The head and next pointer fields of the cache needs to be maintained in such a way that they can consistently hit. The proposed design is described as follows. After obtaining the size class index, malloc removes the first element from the free list using a “pop” instruction. The “pop” instruction writes the current “head” in a register, and shifts the “next” field into the “head” field. The “next” field is then cleared. If the “next” field is empty, then the “pop” instruction assumes that software did not update the field after the last pop, and will clear the entry to avoid reading invalid pointers. To update the “next” field, every time after the software pops the head of a bucket, it is supposed to issue a special prefetch instruction, which loads the pointer stored in the head block, and fills the “next” field with the value. This prefetch instruction breaks the dependency chain in the original malloc, where two loads and one store must be executed sequentially even on an out-of-order core, because there are data dependencies between them. Now with prefetching, the reading of the next block pointer can be overlapped with normal operation of malloc and the application, and the next time malloc is invoked, it is likely that the pointer value is ready, and the request is fulfilled instantly. If the prefetching has not completed when an request arrive, the request needs to be blocked and wait for prefetching. Note that this will not make things worse, because if prefetching cannot complete in a timely manner, it must be the case that the data is rather cold, and during normal operation the execution will also block here waiting for data.

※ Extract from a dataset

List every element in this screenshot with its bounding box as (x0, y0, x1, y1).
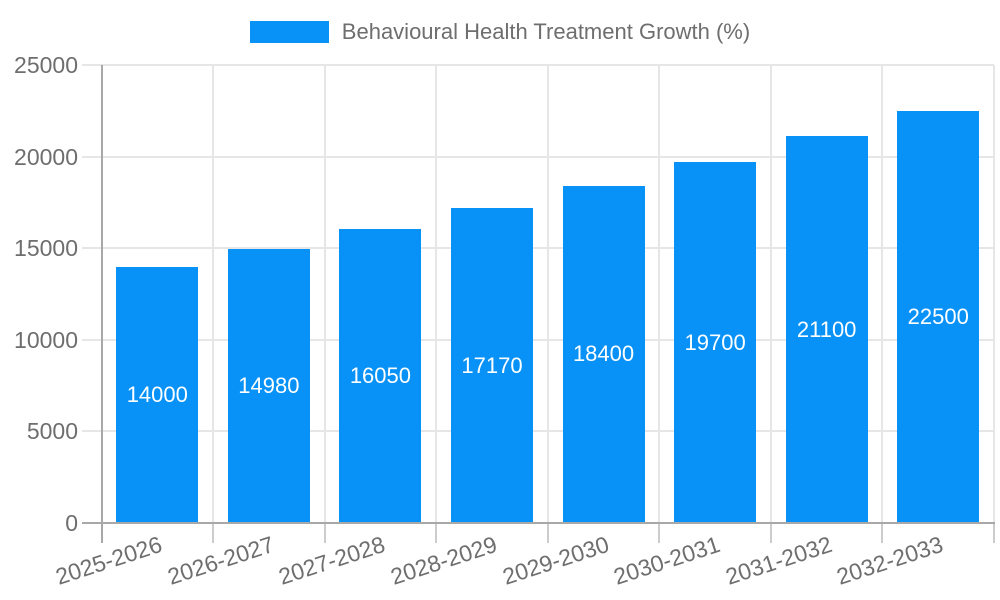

Since the malloc cache is only a fast access to frequently used data maintained by malloc, the cache can always be flushed if there is a context switch. This is also necessary because most malloc implementations use thread-local buckets to avoid fast-path synchronization. Occasionally, misspeculation might occur as a result of branch mis-prediction. In this case, the entry that are filled during the speculation must also be invalidated. To achieve this we need to add an entry pointer to every instruction in the commit queue. If the instruction is nullified because of mis-prediction, the corresponding entry is also cleared.